I was not involved in all the ins and outs of dealing with OIG and the legal case as this was the province of Dr. Villarreal and he has made a separate written submission. He could not be here today because he had a long arranged commitment out of state.

But personally, let me tell you I have felt sick about this whole matter since it started back in 2011. And this has taken a toll on my health as I have recently been diagnosed with hypertension, which I attribute to the strain from the entire process of being under these allegations. One of our orthodontists, Dr. George Franklin, retired because of the strain he felt from having his professionalism undermined by allegations of fraud.

Initially I was relieved when I heard that the judge from the State Office of Administrative Hearings had found that we had not committed fraud or misrepresented what we had done. This was last September, a year after the payment hold had been placed and the allegations made. This is way too long in my estimation.

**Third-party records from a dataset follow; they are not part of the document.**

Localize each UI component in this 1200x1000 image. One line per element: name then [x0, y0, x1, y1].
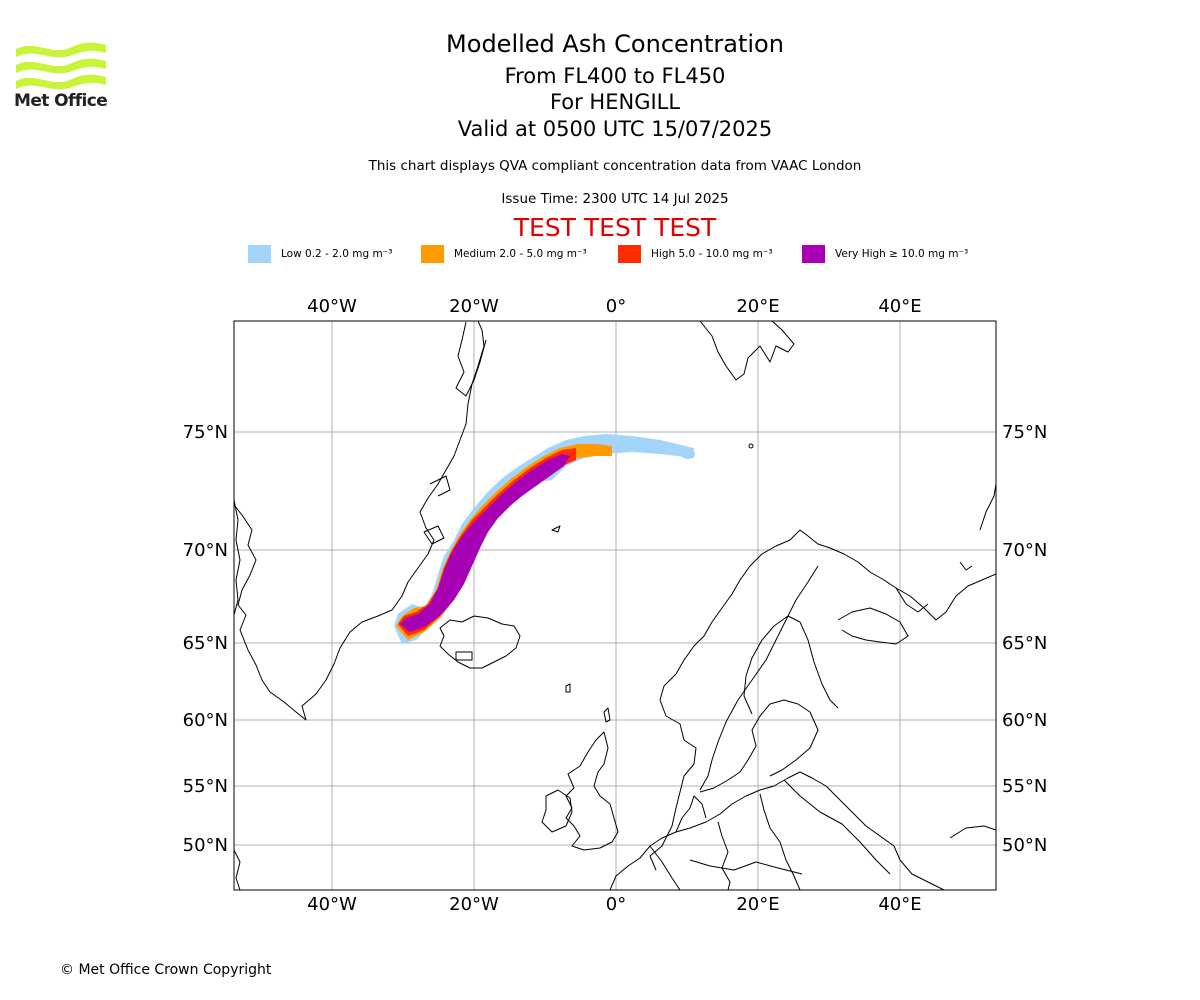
lon-label-top: 40°E: [878, 296, 921, 317]
greenland-fjord-a: [423, 525, 445, 545]
lat-label-left: 50°N: [183, 835, 228, 856]
legend: Low 0.2 - 2.0 mg m⁻³ Medium 2.0 - 5.0 mg…: [0, 244, 1200, 264]
europe-borders-a: [717, 821, 731, 890]
baltic-coast: [699, 699, 819, 793]
europe-coast: [609, 771, 945, 890]
legend-item-high: High 5.0 - 10.0 mg m⁻³: [618, 244, 773, 264]
lon-label-top: 0°: [606, 296, 626, 317]
jan-mayen-small: [551, 525, 561, 533]
gulf-of-bothnia: [743, 615, 839, 715]
lat-label-right: 75°N: [1002, 422, 1047, 443]
lon-label-bottom: 20°E: [736, 894, 779, 915]
chart-title: Modelled Ash Concentration: [446, 30, 784, 58]
legend-label-low: Low 0.2 - 2.0 mg m⁻³: [281, 248, 393, 260]
graticule: [234, 321, 996, 890]
northern-islands: [959, 561, 973, 571]
novaya-zemlya: [979, 483, 996, 531]
lat-label-right: 55°N: [1002, 776, 1047, 797]
longitude-labels-bottom: 40°W 20°W 0° 20°E 40°E: [307, 894, 921, 915]
volcano-name: For HENGILL: [549, 90, 681, 114]
denmark-coast: [675, 795, 707, 833]
legend-swatch-medium: [421, 245, 444, 263]
shetland-islands: [603, 707, 611, 723]
jan-mayen: [748, 443, 754, 449]
met-office-logo: [16, 42, 106, 90]
legend-item-low: Low 0.2 - 2.0 mg m⁻³: [248, 244, 392, 264]
black-sea-coast: [949, 825, 996, 839]
kola-peninsula: [837, 607, 909, 645]
lat-label-right: 60°N: [1002, 710, 1047, 731]
ash-plume: [394, 434, 695, 644]
europe-borders-c: [783, 779, 891, 875]
latitude-labels-left: 75°N 70°N 65°N 60°N 55°N 50°N: [183, 422, 228, 856]
europe-borders-e: [649, 845, 681, 890]
issue-time: Issue Time: 2300 UTC 14 Jul 2025: [501, 191, 729, 207]
legend-swatch-low: [248, 245, 271, 263]
coastlines: [234, 321, 996, 890]
lon-label-top: 40°W: [307, 296, 357, 317]
lat-label-right: 50°N: [1002, 835, 1047, 856]
longitude-labels-top: 40°W 20°W 0° 20°E 40°E: [307, 296, 921, 317]
flight-level-range: From FL400 to FL450: [504, 64, 726, 88]
greenland-south-tip: [234, 849, 241, 890]
lat-label-left: 65°N: [183, 633, 228, 654]
great-britain-coast: [565, 731, 619, 851]
legend-label-high: High 5.0 - 10.0 mg m⁻³: [651, 248, 773, 260]
legend-label-medium: Medium 2.0 - 5.0 mg m⁻³: [454, 248, 587, 260]
legend-label-very-high: Very High ≥ 10.0 mg m⁻³: [835, 248, 969, 260]
iceland-lake: [455, 651, 473, 661]
lon-label-top: 20°E: [736, 296, 779, 317]
legend-item-medium: Medium 2.0 - 5.0 mg m⁻³: [421, 244, 587, 264]
greenland-fjord-b: [429, 475, 451, 497]
lon-label-bottom: 40°W: [307, 894, 357, 915]
latitude-labels-right: 75°N 70°N 65°N 60°N 55°N 50°N: [1002, 422, 1047, 856]
lat-label-left: 75°N: [183, 422, 228, 443]
greenland-coast-inner: [455, 321, 487, 397]
iceland-coast: [439, 615, 521, 669]
valid-time: Valid at 0500 UTC 15/07/2025: [457, 117, 773, 141]
met-office-wordmark: Met Office: [14, 91, 108, 111]
ash-low-patch-mid: [636, 438, 644, 450]
faroe-islands: [565, 683, 571, 693]
lat-label-right: 70°N: [1002, 540, 1047, 561]
lon-label-bottom: 0°: [606, 894, 626, 915]
lon-label-bottom: 40°E: [878, 894, 921, 915]
lat-label-right: 65°N: [1002, 633, 1047, 654]
ash-low-patch-east: [681, 449, 695, 459]
greenland-coast: [234, 321, 485, 721]
norway-coast: [649, 529, 929, 871]
copyright-notice: © Met Office Crown Copyright: [60, 962, 272, 978]
ireland-coast: [541, 789, 573, 833]
sweden-finland-border: [699, 565, 819, 791]
test-banner: TEST TEST TEST: [513, 213, 717, 242]
lon-label-top: 20°W: [449, 296, 499, 317]
map-frame-content: [234, 321, 996, 890]
map-frame: [233, 320, 997, 891]
white-sea-coast: [895, 573, 996, 621]
lat-label-left: 60°N: [183, 710, 228, 731]
compliance-note: This chart displays QVA compliant concen…: [368, 158, 862, 174]
svalbard-coast: [699, 321, 795, 381]
lon-label-bottom: 20°W: [449, 894, 499, 915]
lat-label-left: 55°N: [183, 776, 228, 797]
greenland-west-coast: [234, 499, 241, 616]
legend-item-very-high: Very High ≥ 10.0 mg m⁻³: [802, 244, 968, 264]
legend-swatch-high: [618, 245, 641, 263]
ash-very-high: [400, 454, 570, 632]
europe-borders-d: [689, 859, 803, 875]
legend-swatch-very-high: [802, 245, 825, 263]
europe-borders-b: [759, 793, 801, 890]
lat-label-left: 70°N: [183, 540, 228, 561]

However soon after our office was again visited and investigated by OIG. I thought we had been cleared of criminal charges and it was shocking. Our office manager, Marisol Alanis, will address her dealings and concerns with the conduct of this expanded investigation.

Another thing is that it took until last month to get OIG to recognize the decision of the SOHA judge and actually lower our payment hold as ordered by the judge, which had been at 40% of all our Medicaid billings.

My understanding of Bill 1536 is that it comes into play at the overpayment stage of OIG investigation process. While this is good, it seems to me that there also needs to be due process provisions dealing with how an investigation is conducted and when a payment hold is first placed. The fact that it has taken over a year to deal with that issue, at a cost of several hundred thousand dollars does not seem fair to me. We haven’t even gotten to the overpayment hearing stage yet.

I just want to further state that I got into taking Medicaid patients because I believed in giving back to the community and helping needy children. I felt it was a very positive thing to do. Even though we are no longer getting Medicaid funds for the children we started into orthodontic treatment, we are fortunate to have the resources to be able to complete them and I am glad to help them.

However, this kind of heavy handed treatment with our practice has dampened our enthusiasm to help Medicaid and I believe it sets a bad example as to what other dentists can expect if they come under investigation. This is bad for Texas and it is bad for the Rio Grande Valley which has a lot of Medicaid eligible children.

We are against Medicaid fraud and people that defraud the system should go to jail. But there needs to be due process for providers to sort out the guilty from the innocent.

I thank you for looking into this and seeking to improve matters for Medicaid providers.